My brother talked about the exam he had for his "Critical Thinking" class one time. The total value of the test was 200%, and it was made up of various essay questions worth various amounts. In the two hour time period, you had no hope of answering much more then half of the questions given. The catch was, the exam was completely open book, you didn't even have to stay in the exam room. You were free to leave the room, talk to the other people in class, talk to anyone you wanted, research whatever you needed, etc. You just had to be back in two hours to hand your work in. For a course in critical thinking, I think that exam was pretty appropriate.

I had one prof pause the exam roughly half way through, and he took the whole class to the coffee shop and bought drinks for the whole class, and we had a ten or fifteen minute break. This was an exam that clearly wasn't going to take anyone the whole alloted time. He was the kind of prof that had an exam made up of mostly true or false questions, and could make the exam really hard.

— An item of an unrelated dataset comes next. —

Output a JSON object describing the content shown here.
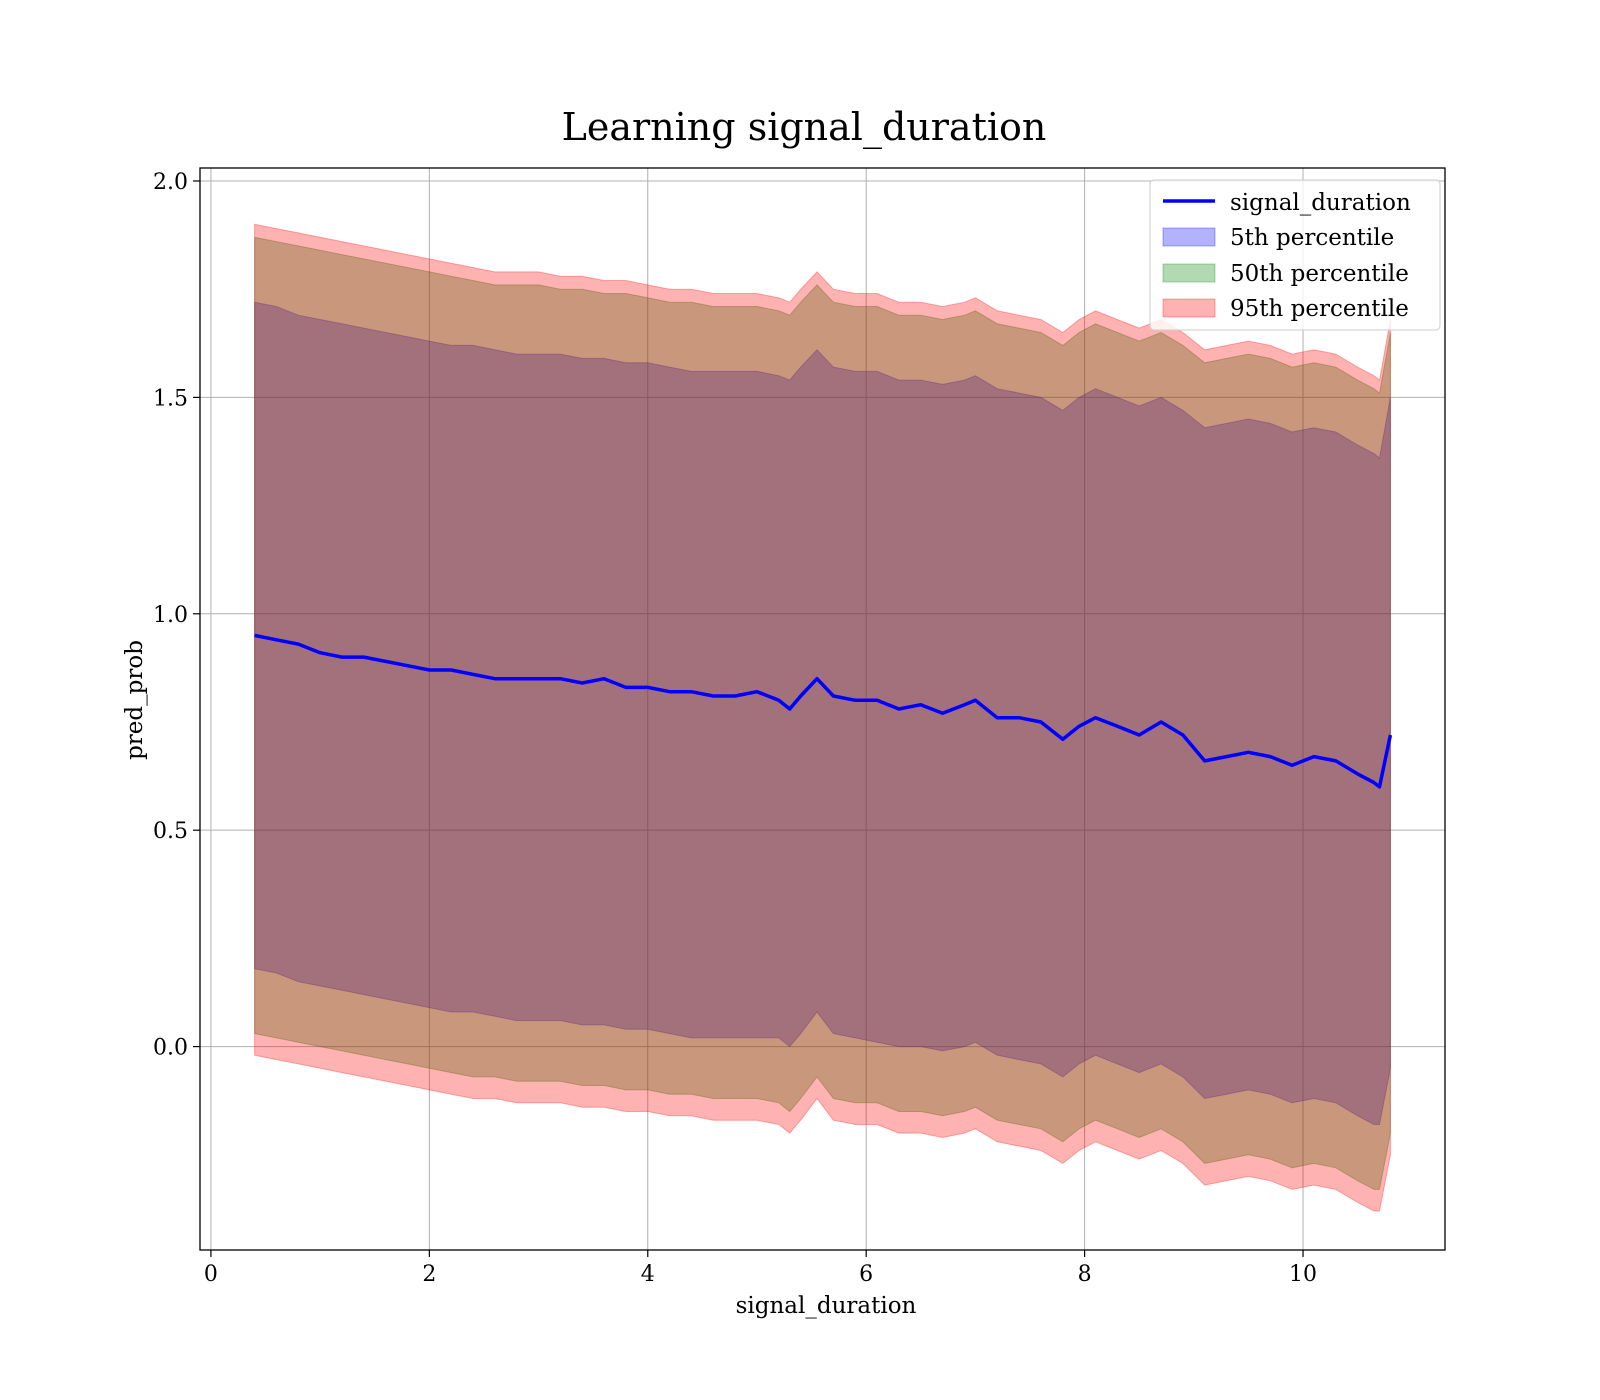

For another exam with a different prof, the Prof had given us an outline of what was to be on the test beforehand the kind of outline, that if you really wanted to, you could be very well prepared to get a good mark if you put in the work. Anyway, we get to the exam, and he puts up on the overhead projector (the movie "The Matrix" had just come out several weeks before) "you can take the blue pill, and take the exam just as had been discussed, or you can take the red pill - do something completely different - follow the white rabbit to what is unknown. If you take this path there will be no return." The prof expected that roughly 10 (out of 80 or so) people would "take the red pill." Half the class gets up and follows the white rabbit to the library, myself included. We get the mission that we must write a 1000 word essay by the next afternoon and the subject is "the gospel of the Matrix vs the gospel of Christ." (this is a Bible college) I was somewhat lucky, as I had already seen the movie on Easter Weekend back at home. Those people who hadn't seen the movie had to go to the late showing of the Matrix so that they knew what they were talking about. A few people told the prof that they had flights leaving for home the next morning, and thus must be required to go back and do the original test, which the prof obviously had to allow.

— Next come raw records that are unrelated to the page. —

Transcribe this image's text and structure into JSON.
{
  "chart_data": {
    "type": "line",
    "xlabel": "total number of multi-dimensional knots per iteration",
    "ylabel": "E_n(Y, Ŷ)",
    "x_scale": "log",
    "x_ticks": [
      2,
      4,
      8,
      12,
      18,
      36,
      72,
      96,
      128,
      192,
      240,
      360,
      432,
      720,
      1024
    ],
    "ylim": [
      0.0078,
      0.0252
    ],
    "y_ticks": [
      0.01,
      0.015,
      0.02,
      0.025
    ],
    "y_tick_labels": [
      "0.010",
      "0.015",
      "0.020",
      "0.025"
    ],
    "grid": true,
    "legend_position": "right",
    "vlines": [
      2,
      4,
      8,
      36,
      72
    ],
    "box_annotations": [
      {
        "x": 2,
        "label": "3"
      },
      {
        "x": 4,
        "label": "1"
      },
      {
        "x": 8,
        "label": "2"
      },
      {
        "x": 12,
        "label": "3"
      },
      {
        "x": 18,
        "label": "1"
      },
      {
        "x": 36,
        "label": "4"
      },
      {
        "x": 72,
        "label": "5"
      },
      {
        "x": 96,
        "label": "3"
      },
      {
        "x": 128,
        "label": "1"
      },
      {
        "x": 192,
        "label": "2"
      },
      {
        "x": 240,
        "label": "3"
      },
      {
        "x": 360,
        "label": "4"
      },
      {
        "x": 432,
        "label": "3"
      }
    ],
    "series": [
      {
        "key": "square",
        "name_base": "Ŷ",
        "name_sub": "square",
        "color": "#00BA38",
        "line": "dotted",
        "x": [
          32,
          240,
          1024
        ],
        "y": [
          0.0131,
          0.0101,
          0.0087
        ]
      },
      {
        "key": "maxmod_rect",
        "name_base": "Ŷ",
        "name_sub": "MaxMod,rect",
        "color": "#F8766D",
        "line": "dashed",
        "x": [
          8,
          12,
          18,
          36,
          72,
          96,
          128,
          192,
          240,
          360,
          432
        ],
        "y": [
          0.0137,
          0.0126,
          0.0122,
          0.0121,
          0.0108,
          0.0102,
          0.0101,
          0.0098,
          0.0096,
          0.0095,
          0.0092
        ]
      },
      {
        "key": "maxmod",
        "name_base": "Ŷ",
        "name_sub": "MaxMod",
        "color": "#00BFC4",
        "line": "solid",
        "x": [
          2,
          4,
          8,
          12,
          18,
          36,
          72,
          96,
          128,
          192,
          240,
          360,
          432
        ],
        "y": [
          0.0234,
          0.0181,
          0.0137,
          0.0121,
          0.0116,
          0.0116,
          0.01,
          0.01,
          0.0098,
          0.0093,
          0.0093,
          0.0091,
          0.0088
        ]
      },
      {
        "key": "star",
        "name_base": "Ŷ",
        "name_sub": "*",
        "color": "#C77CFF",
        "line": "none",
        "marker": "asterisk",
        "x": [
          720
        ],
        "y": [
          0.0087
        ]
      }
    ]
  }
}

For my one literature class, the prof told us exactly what the test was going to be - 10 quotes from works we had studied in the class. For each quote, we had to give the name of the work, the author, what happens in that work, what happens immediately around the quote, etc. The prof then also gave us a list of 30 quotes (with no background information), and said that 10 of the 30 quotes would be on the exam. No notes were allowed to be brought into the exam however (for obvious reasons). So, if you had the time and desire, you could go through the entire list of quotes, find them all, and toally prepare yourself. Searching for 30 somewhat obscure quotes was no easy task in the days before the internet could do it quickly.